If pus spreads into the deep fascial space of the leg (along the flexor tendons and the posterior tibial vascular-nerve bundle through the malleolar canal), it must be opened. An obvious and frequent sign of proximal spread of infection is the appearance of pus in the subaponeurotic space of the sole when pressing on the lower third of the leg and the inner (medial) retromalleolar region. In this case, it is necessary to open the deep fascial space of the leg with an incision along the inner surface in its lower third, retreating 1 cm from the inner edge of the tibia. After opening the superficial fascia, the tendon m. soleus is shifted back and to the side, the inner fascia is exposed and dissected, and then the deep phlegmon is opened. Unfortunately, such separate opening of the deep fascial space of the leg and the subgaleolar space can lead to necrosis of the tendons of the flexor muscles of the ankle canal. In these cases, a single incision is preferable, opening access to the subgaleolar space, the internal malleolar canal and the deep fascial space of the leg. The above-described incisions are combined by dissecting the anterior wall of the malleolar canal.
Surgical treatment of combined phlegmon includes elements and features of the technique of interventions on each of its components.
In acute purulent extensor tendovaginitis, surgical treatment, if necessary, consists of opening the fascial space of the back. In case of damage to the flexor tendons, the affected tendon sheath is immediately opened, since in these cases tendon necrosis develops quickly and the purulent process spreads to adjacent anatomical areas.
Surgical treatment of purulent arthritis depends on the localization and degree of soft tissue involvement. Most often, phlegmon of the dorsal foot is opened. Having opened the deep fascia of the dorsum of the foot and provided good access to the joints, the affected bone structures are treated with a Volkman spoon and a flow drainage and washing system is installed with the application of primary sutures to the skin. After 8-12 days, the drains are removed, and immobilization of the foot is maintained for another 10-12 weeks.

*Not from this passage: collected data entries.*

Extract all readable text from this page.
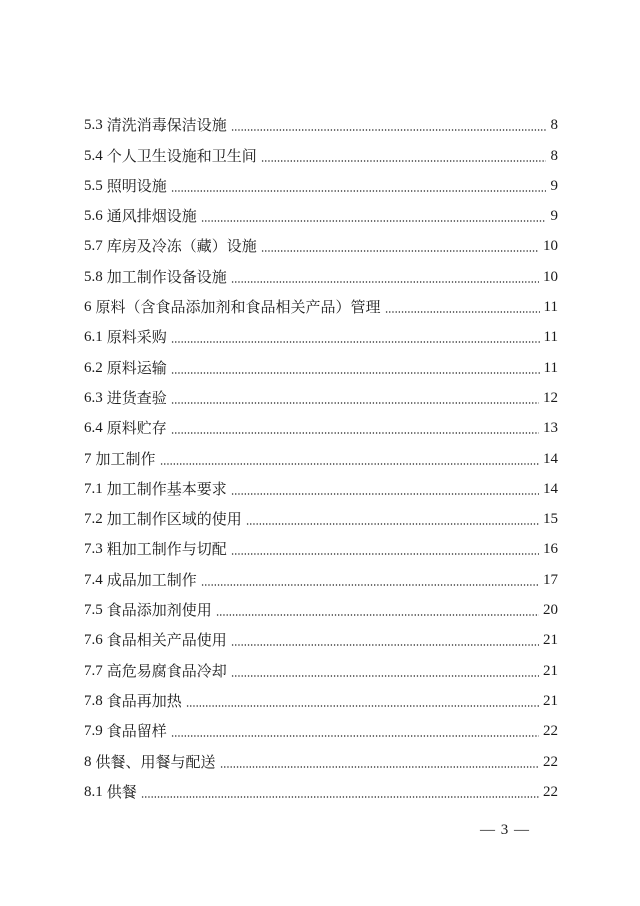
5.3 清洗消毒保洁设施	8
5.4 个人卫生设施和卫生间	8
5.5 照明设施	9
5.6 通风排烟设施	9
5.7 库房及冷冻（藏）设施	10
5.8 加工制作设备设施	10
6 原料（含食品添加剂和食品相关产品）管理	11
6.1 原料采购	11
6.2 原料运输	11
6.3 进货查验	12
6.4 原料贮存	13
7 加工制作	14
7.1 加工制作基本要求	14
7.2 加工制作区域的使用	15
7.3 粗加工制作与切配	16
7.4 成品加工制作	17
7.5 食品添加剂使用	20
7.6 食品相关产品使用	21
7.7 高危易腐食品冷却	21
7.8 食品再加热	21
7.9 食品留样	22
8 供餐、用餐与配送	22
8.1 供餐	22
— 3 —
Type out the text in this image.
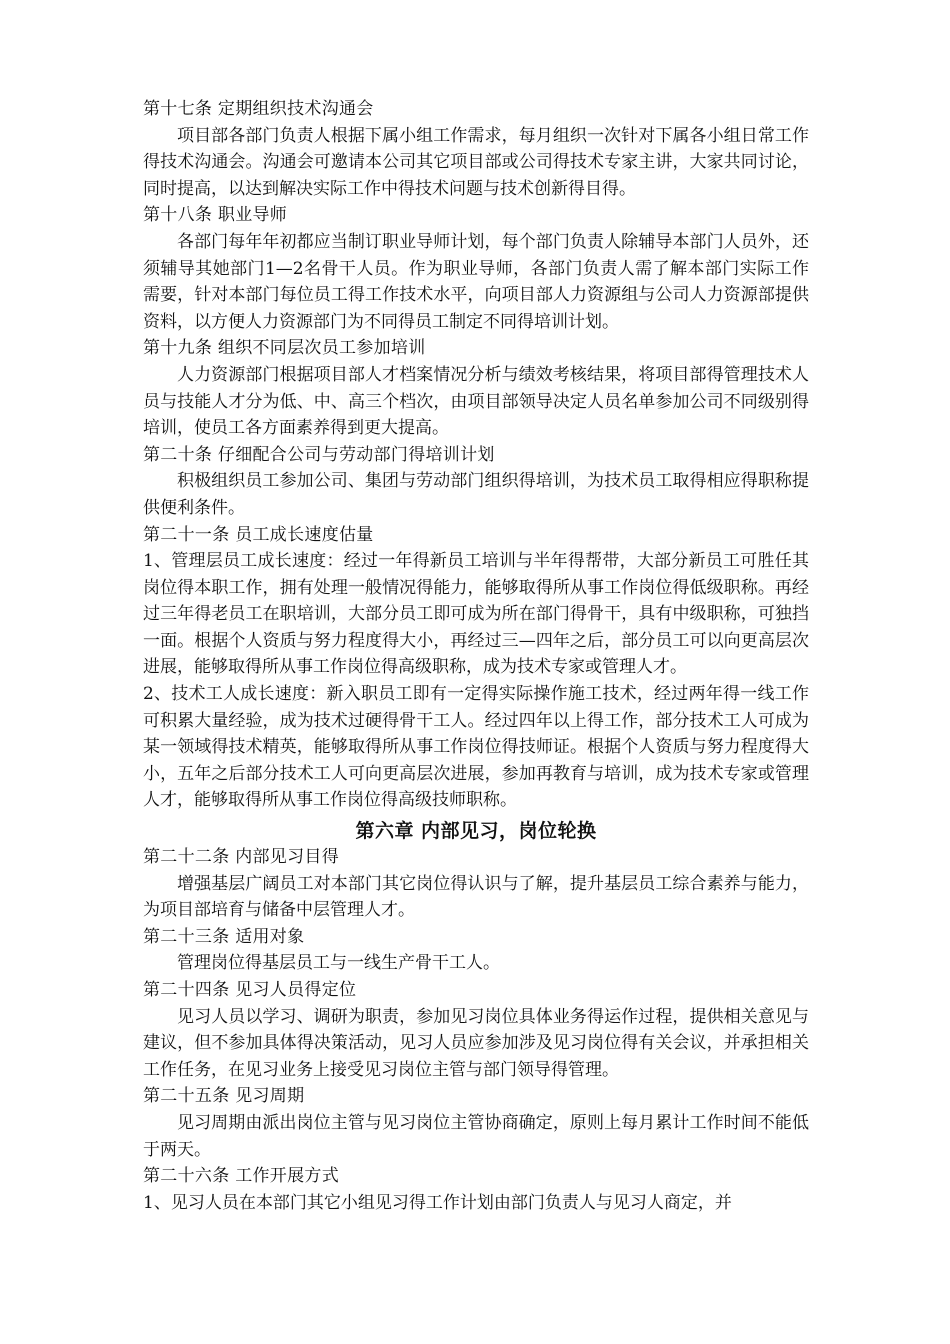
第十七条 定期组织技术沟通会

项目部各部门负责人根据下属小组工作需求，每月组织一次针对下属各小组日常工作得技术沟通会。沟通会可邀请本公司其它项目部或公司得技术专家主讲，大家共同讨论，同时提高，以达到解决实际工作中得技术问题与技术创新得目得。

第十八条 职业导师

各部门每年年初都应当制订职业导师计划，每个部门负责人除辅导本部门人员外，还须辅导其她部门1—2名骨干人员。作为职业导师，各部门负责人需了解本部门实际工作需要，针对本部门每位员工得工作技术水平，向项目部人力资源组与公司人力资源部提供资料，以方便人力资源部门为不同得员工制定不同得培训计划。

第十九条 组织不同层次员工参加培训

人力资源部门根据项目部人才档案情况分析与绩效考核结果，将项目部得管理技术人员与技能人才分为低、中、高三个档次，由项目部领导决定人员名单参加公司不同级别得培训，使员工各方面素养得到更大提高。

第二十条 仔细配合公司与劳动部门得培训计划

积极组织员工参加公司、集团与劳动部门组织得培训，为技术员工取得相应得职称提供便利条件。

第二十一条 员工成长速度估量

1、管理层员工成长速度：经过一年得新员工培训与半年得帮带，大部分新员工可胜任其岗位得本职工作，拥有处理一般情况得能力，能够取得所从事工作岗位得低级职称。再经过三年得老员工在职培训，大部分员工即可成为所在部门得骨干，具有中级职称，可独挡一面。根据个人资质与努力程度得大小，再经过三—四年之后，部分员工可以向更高层次进展，能够取得所从事工作岗位得高级职称，成为技术专家或管理人才。

2、技术工人成长速度：新入职员工即有一定得实际操作施工技术，经过两年得一线工作可积累大量经验，成为技术过硬得骨干工人。经过四年以上得工作，部分技术工人可成为某一领域得技术精英，能够取得所从事工作岗位得技师证。根据个人资质与努力程度得大小，五年之后部分技术工人可向更高层次进展，参加再教育与培训，成为技术专家或管理人才，能够取得所从事工作岗位得高级技师职称。

第六章 内部见习，岗位轮换
第二十二条 内部见习目得

增强基层广阔员工对本部门其它岗位得认识与了解，提升基层员工综合素养与能力，为项目部培育与储备中层管理人才。

第二十三条 适用对象

管理岗位得基层员工与一线生产骨干工人。

第二十四条 见习人员得定位

见习人员以学习、调研为职责，参加见习岗位具体业务得运作过程，提供相关意见与建议，但不参加具体得决策活动，见习人员应参加涉及见习岗位得有关会议，并承担相关工作任务，在见习业务上接受见习岗位主管与部门领导得管理。

第二十五条 见习周期

见习周期由派出岗位主管与见习岗位主管协商确定，原则上每月累计工作时间不能低于两天。

第二十六条 工作开展方式

1、见习人员在本部门其它小组见习得工作计划由部门负责人与见习人商定，并
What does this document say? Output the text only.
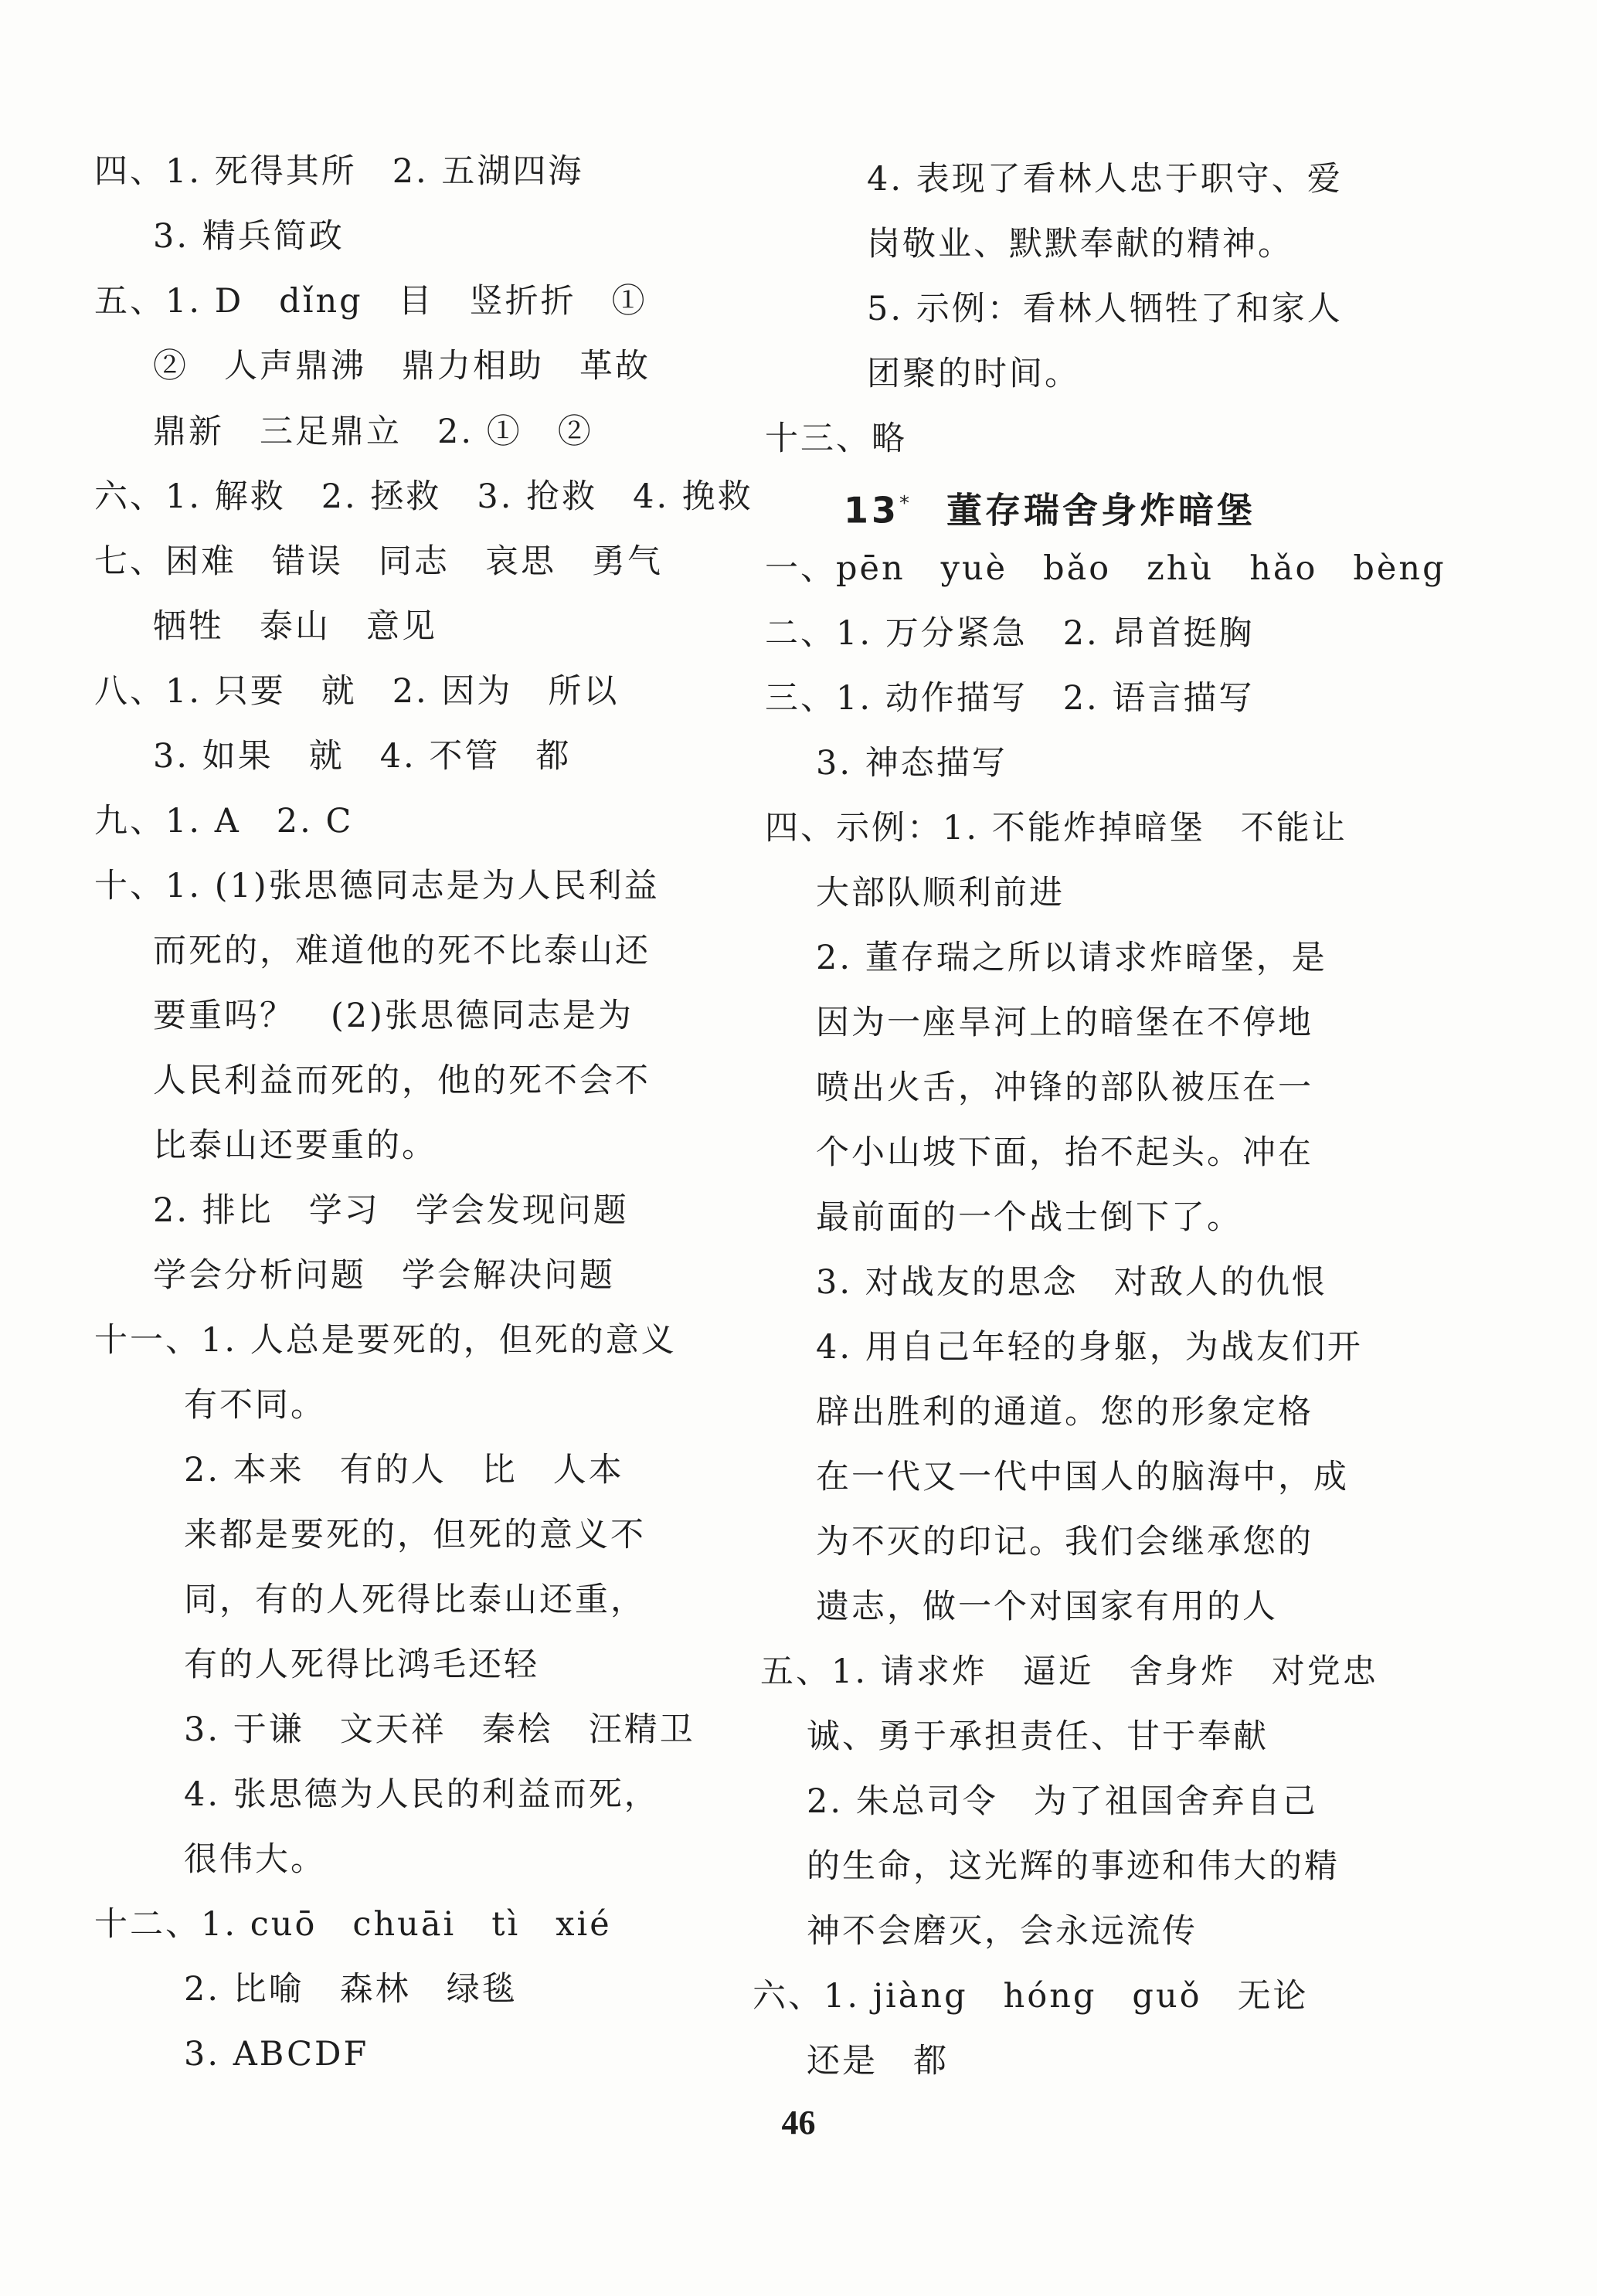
四、1. 死得其所　2. 五湖四海
3. 精兵简政
五、1. D　dǐng　目　竖折折　①
②　人声鼎沸　鼎力相助　革故
鼎新　三足鼎立　2. ①　②
六、1. 解救　2. 拯救　3. 抢救　4. 挽救
七、困难　错误　同志　哀思　勇气
牺牲　泰山　意见
八、1. 只要　就　2. 因为　所以
3. 如果　就　4. 不管　都
九、1. A　2. C
十、1. (1)张思德同志是为人民利益
而死的，难道他的死不比泰山还
要重吗？　(2)张思德同志是为
人民利益而死的，他的死不会不
比泰山还要重的。
2. 排比　学习　学会发现问题
学会分析问题　学会解决问题
十一、1. 人总是要死的，但死的意义
有不同。
2. 本来　有的人　比　人本
来都是要死的，但死的意义不
同，有的人死得比泰山还重，
有的人死得比鸿毛还轻
3. 于谦　文天祥　秦桧　汪精卫
4. 张思德为人民的利益而死，
很伟大。
十二、1. cuō　chuāi　tì　xié
2. 比喻　森林　绿毯
3. ABCDF
4. 表现了看林人忠于职守、爱
岗敬业、默默奉献的精神。
5. 示例：看林人牺牲了和家人
团聚的时间。
十三、略
13* 董存瑞舍身炸暗堡
一、pēn　yuè　bǎo　zhù　hǎo　bèng
二、1. 万分紧急　2. 昂首挺胸
三、1. 动作描写　2. 语言描写
3. 神态描写
四、示例：1. 不能炸掉暗堡　不能让
大部队顺利前进
2. 董存瑞之所以请求炸暗堡，是
因为一座旱河上的暗堡在不停地
喷出火舌，冲锋的部队被压在一
个小山坡下面，抬不起头。冲在
最前面的一个战士倒下了。
3. 对战友的思念　对敌人的仇恨
4. 用自己年轻的身躯，为战友们开
辟出胜利的通道。您的形象定格
在一代又一代中国人的脑海中，成
为不灭的印记。我们会继承您的
遗志，做一个对国家有用的人
五、1. 请求炸　逼近　舍身炸　对党忠
诚、勇于承担责任、甘于奉献
2. 朱总司令　为了祖国舍弃自己
的生命，这光辉的事迹和伟大的精
神不会磨灭，会永远流传
六、1. jiàng　hóng　guǒ　无论
还是　都
46
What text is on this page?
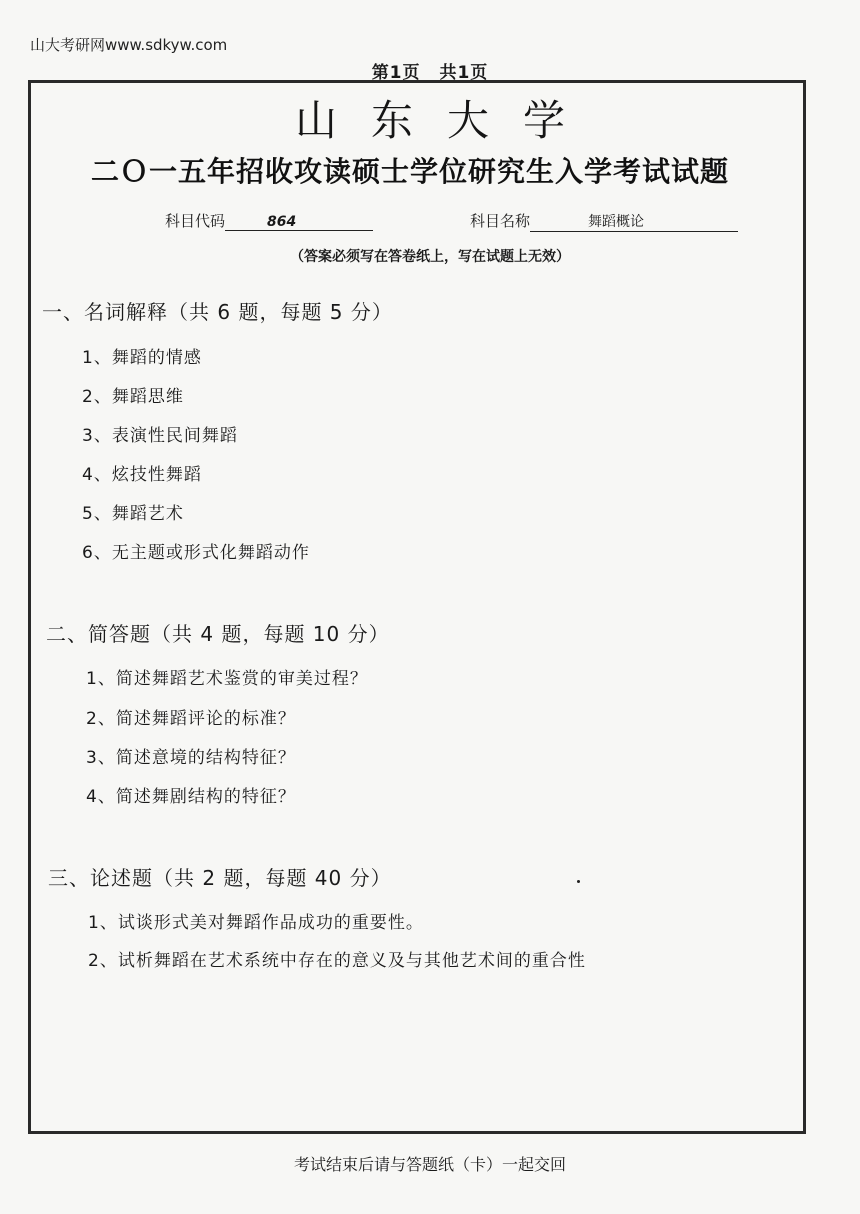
山大考研网www.sdkyw.com
第1页 共1页
山东大学
二Ｏ一五年招收攻读硕士学位研究生入学考试试题
科目代码	864	科目名称	舞蹈概论
（答案必须写在答卷纸上，写在试题上无效）
一、名词解释（共 6 题，每题 5 分）
1、舞蹈的情感
2、舞蹈思维
3、表演性民间舞蹈
4、炫技性舞蹈
5、舞蹈艺术
6、无主题或形式化舞蹈动作
二、简答题（共 4 题，每题 10 分）
1、简述舞蹈艺术鉴赏的审美过程？
2、简述舞蹈评论的标准？
3、简述意境的结构特征？
4、简述舞剧结构的特征？
三、论述题（共 2 题，每题 40 分）
1、试谈形式美对舞蹈作品成功的重要性。
2、试析舞蹈在艺术系统中存在的意义及与其他艺术间的重合性
考试结束后请与答题纸（卡）一起交回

In the treatment of acute hematogenous osteomyelitis of bones, priority is currently given to antibacterial therapy. If the de-escalation principle of antibiotic therapy is followed, the body temperature normalizes, pain stops, and the sequestration process is stopped by the 2nd or 3rd day. The presence of sequesters and fistulas is an indication for surgical treatment (radical sequestrectomy) in accordance with the general principles of osteomyelitis treatment. In case of osteomyelitis of the calcaneus, an incision is made from the Achilles tendon to the anterior edge of the bone through the entire thickness of the soft tissues. The bone is trepanned and cleaned from the inside, trying not to damage the cortical layer. Freely lying cortical sequesters are removed by scraping out the residual cavity with a sharp spoon, and the soft tissues are sutured over the drainage placed in the resulting bone defect. In case of osteomyelitis of the talus, anterior or posterior arthrotomy is performed with sanitation of the pathologically altered bone structure. In case of total damage to the talus, an astragalectomy is performed.
Secondary forms of osteomyelitis, unlike hematogenous osteomyelitis, are less acute, develop slowly and are not accompanied by major destruction of bone structures.
In the postoperative period, antibiotic therapy is indicated in combination with painkillers. Immobilization with a plantar plaster splint for 4-5 days is mandatory until acute inflammation in the soft tissues subsides.
What is the prognosis for foot phlegmon?
After opening the purulent foci on the toes, phlegmon of the foot has a favorable prognosis. After operations on the bones for osteomyelitis, an orthopedic consultation is indicated to decide on the advisability of wearing special shoes.